Show that $P($ $\limsup $ $\frac{X_n}{\log n}$ $ =$ $ 1$ $)$ $ =$ $ 1$

Question

QUESTION

Let $X_n$ be independent and exponentially distributed with parameter $1$. Show that $P\left(\limsup \frac{X_n}{\log n} = 1\right) = 1$.

ATTEMPT

What I've tried to do is:

$$ P\left( \frac{X_n}{\log n} - 1 \geq \epsilon\right) \begin{aligned}[t] & = P\left(X_n \geq \log n\times(1+\epsilon)\right) \\ & = P(e^{X_n} \geq n^{1+\epsilon}) \\ & \leq \frac{E(e^{X_n})}{n^{1+\epsilon}} \\ & = \frac{1}{n^{1+\epsilon}} \end{aligned} $$

EDIT

Due to the suggestion in the comment, I think that what I wrote before is wrong. The correct one I think is using the fact that: $$ P(X>x)=e^{-\lambda x} \text{ for } \ x\geq 0 \ \text{if } X\sim \text{exp}(\lambda) $$ In my case I have: $$ P\left(X_n \geq \log n\times(1+\epsilon)\right) = e^{1* \log n*(1+\epsilon)} = \frac{1}{n^{1+\epsilon}} $$

The question linked as a duplicate is helpful but does not address the question and so I would be interested in how to explicitly use this result to obtain the result in the question.

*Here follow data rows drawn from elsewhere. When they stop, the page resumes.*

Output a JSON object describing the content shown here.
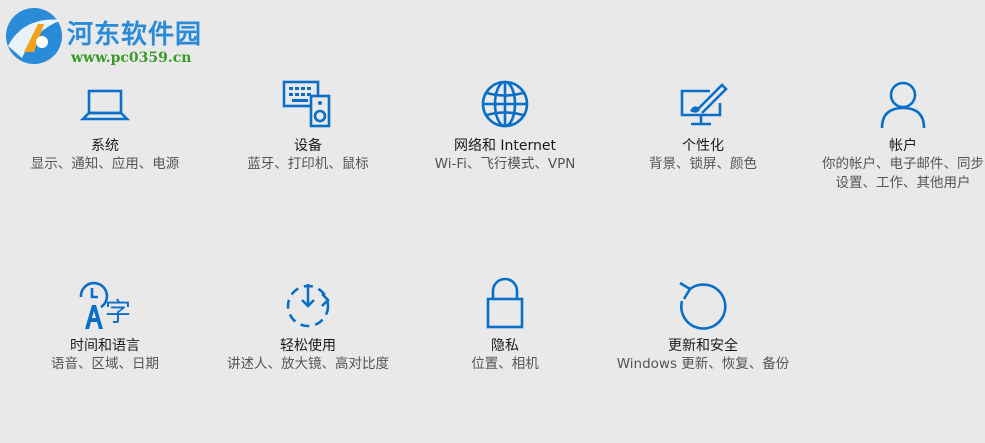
{
  "watermark": {
    "title": "河东软件园",
    "url": "www.pc0359.cn"
  },
  "colors": {
    "accent": "#0a6fc6",
    "background": "#e9e9e9"
  },
  "tiles": [
    {
      "icon": "laptop-icon",
      "title": "系统",
      "desc": "显示、通知、应用、电源"
    },
    {
      "icon": "devices-icon",
      "title": "设备",
      "desc": "蓝牙、打印机、鼠标"
    },
    {
      "icon": "globe-icon",
      "title": "网络和 Internet",
      "desc": "Wi-Fi、飞行模式、VPN"
    },
    {
      "icon": "personalize-icon",
      "title": "个性化",
      "desc": "背景、锁屏、颜色"
    },
    {
      "icon": "person-icon",
      "title": "帐户",
      "desc": "你的帐户、电子邮件、同步设置、工作、其他用户"
    },
    {
      "icon": "time-language-icon",
      "title": "时间和语言",
      "desc": "语音、区域、日期"
    },
    {
      "icon": "ease-of-access-icon",
      "title": "轻松使用",
      "desc": "讲述人、放大镜、高对比度"
    },
    {
      "icon": "lock-icon",
      "title": "隐私",
      "desc": "位置、相机"
    },
    {
      "icon": "refresh-icon",
      "title": "更新和安全",
      "desc": "Windows 更新、恢复、备份"
    }
  ]
}
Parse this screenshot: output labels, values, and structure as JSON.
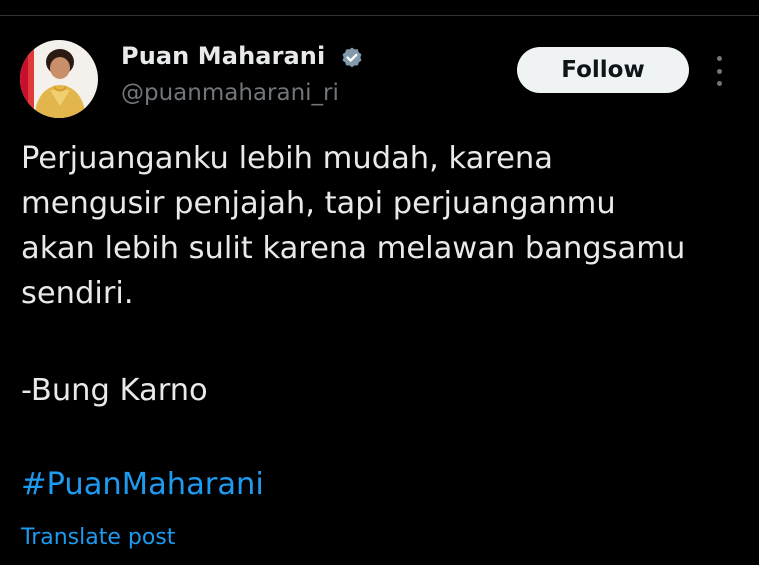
{
  "post": {
    "author": {
      "display_name": "Puan Maharani",
      "handle": "@puanmaharani_ri",
      "verified_icon": "verified-badge-icon",
      "avatar_icon": "avatar-photo"
    },
    "follow_label": "Follow",
    "more_icon": "more-options-icon",
    "text_lines": [
      "Perjuanganku lebih mudah, karena",
      "mengusir penjajah, tapi perjuanganmu",
      "akan lebih sulit karena melawan bangsamu",
      "sendiri."
    ],
    "signature": "-Bung Karno",
    "hashtag": "#PuanMaharani",
    "translate_label": "Translate post"
  },
  "colors": {
    "background": "#000000",
    "primary_text": "#e7e9ea",
    "secondary_text": "#71767b",
    "accent": "#1d9bf0",
    "follow_button_bg": "#eff3f4",
    "follow_button_text": "#0f1419",
    "divider": "#2f3336"
  }
}
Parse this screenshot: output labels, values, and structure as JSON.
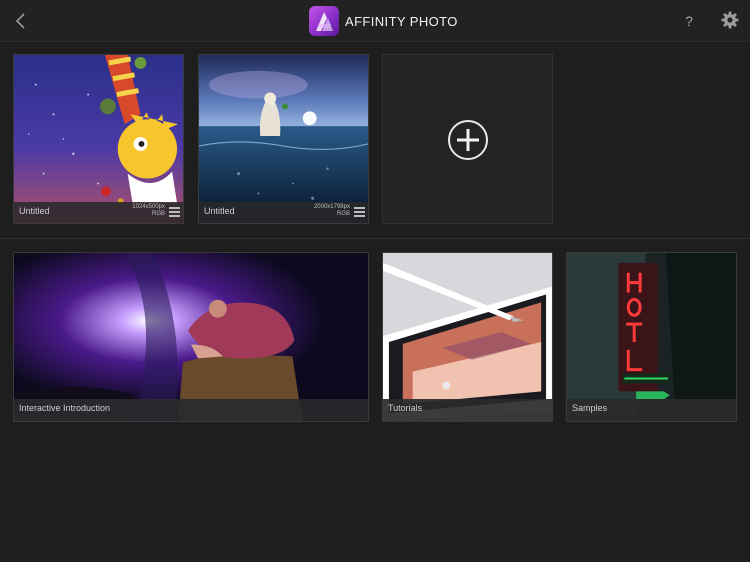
{
  "header": {
    "title": "AFFINITY PHOTO",
    "help_label": "?"
  },
  "documents": [
    {
      "name": "Untitled",
      "dims": "1024x500px",
      "mode": "RGB"
    },
    {
      "name": "Untitled",
      "dims": "2000x1798px",
      "mode": "RGB"
    }
  ],
  "resources": [
    {
      "label": "Interactive Introduction"
    },
    {
      "label": "Tutorials"
    },
    {
      "label": "Samples"
    }
  ],
  "colors": {
    "background": "#1e1e1f",
    "accent": "#a040d8"
  }
}
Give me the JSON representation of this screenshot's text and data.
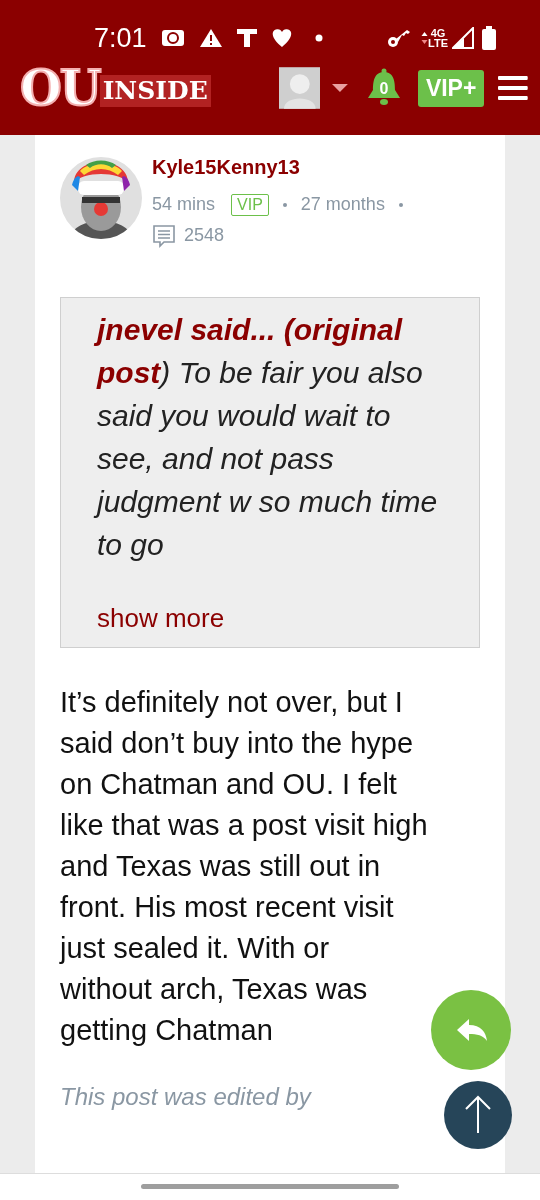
{
  "status_bar": {
    "time": "7:01",
    "network": "4G LTE"
  },
  "header": {
    "logo": {
      "initials": "OU",
      "word": "INSIDE"
    },
    "notifications": "0",
    "vip_button": "VIP+"
  },
  "post": {
    "author": "Kyle15Kenny13",
    "time": "54 mins",
    "badge": "VIP",
    "tenure": "27 months",
    "post_count": "2548",
    "quote": {
      "text": "**jnevel said... (original post**) To be fair you also said you would wait to see, and not pass judgment w so much time to go",
      "show_more": "show more"
    },
    "body": "It’s definitely not over, but I said don’t buy into the hype on Chatman and OU. I felt like that was a post visit high and Texas was still out in front. His most recent visit just sealed it. With or without arch, Texas was getting Chatman",
    "edited_note": "This post was edited by"
  }
}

What I take advantage of in the link is that : $$ P(X>x)=e^{-\lambda x} \text{ for } \ x\geq 0 \ \text{if } X\sim \text{exp}(\lambda) $$ Thefore, by changing the values, I obtained the result.

Answer 1

It is helpful if we first state the two Borel Cantelli Lemmas and then see how we can apply them to this problem.

Borel Cantelli Lemma I states that for measurable sets $(A_n)_{n \in \mathbb{N}}$ that: $$\sum _{n=1}^{\infty} P(A_n) < \infty \implies P(\limsup _{n \rightarrow \infty} A_n) = 0$$

And we get a (partial) converse if we add in the additional requirement for each of the events to be independent which can be seen in the second Borel Cantelli Lemma below.

Borel Cantelli Lemma II states that for independent events $(A_n)_{n \in \mathbb{N}}$, then: $$\sum _{n=1}^{\infty} P(A_n) = \infty \implies P(\limsup_{n \rightarrow \infty} A_n) = 1 $$

There are a few different approaches we could use to tackle this particular problem. One fairly straightforward approach would be to consider $\sum _{n=1}^{\infty} P(\frac{X_n}{log(n)} \leq 1)$ and $\sum _{n=1}^{\infty} P( \frac{X_n}{log(n)} \ge 1).$ You can use the Borel Cantelli Lemmas to show that both of these sums diverge to infinity (using the CDF for exponentially distributed random variables). This then implies that $P(\limsup _{n \rightarrow \infty} \frac{X_n}{log(n)} = 1)=1 $ almost surely since we have shown that the probability that it is less than or equal to $1$ or greater than or equal to $1$ are both $1$ by the second Borel Cantelli Lemma (using independence).

To show how we can do this explicitly, consider the first sum:

$$\sum _{n=1}^{\infty} P(\frac{X_n}{log(n)}< 1) = \sum _{n=1}^{\infty} P(X_n< log(n)) = \sum _{n=1}^{\infty} 1-e^{-log(n)} = \sum _{n=1}^{\infty}1 - \frac{1}{n} \rightarrow \infty $$

Therefore, using this fact and independence, we can use Borel Cantelli Lemma II to show that $P( \limsup _{n \rightarrow \infty} \frac{X_n}{log(n)} \leq 1) = 1$

Now just use the same method to show $P( \limsup _{n \rightarrow \infty} \frac{X_n}{log(n)} \ge 1) = 1$ and you are done.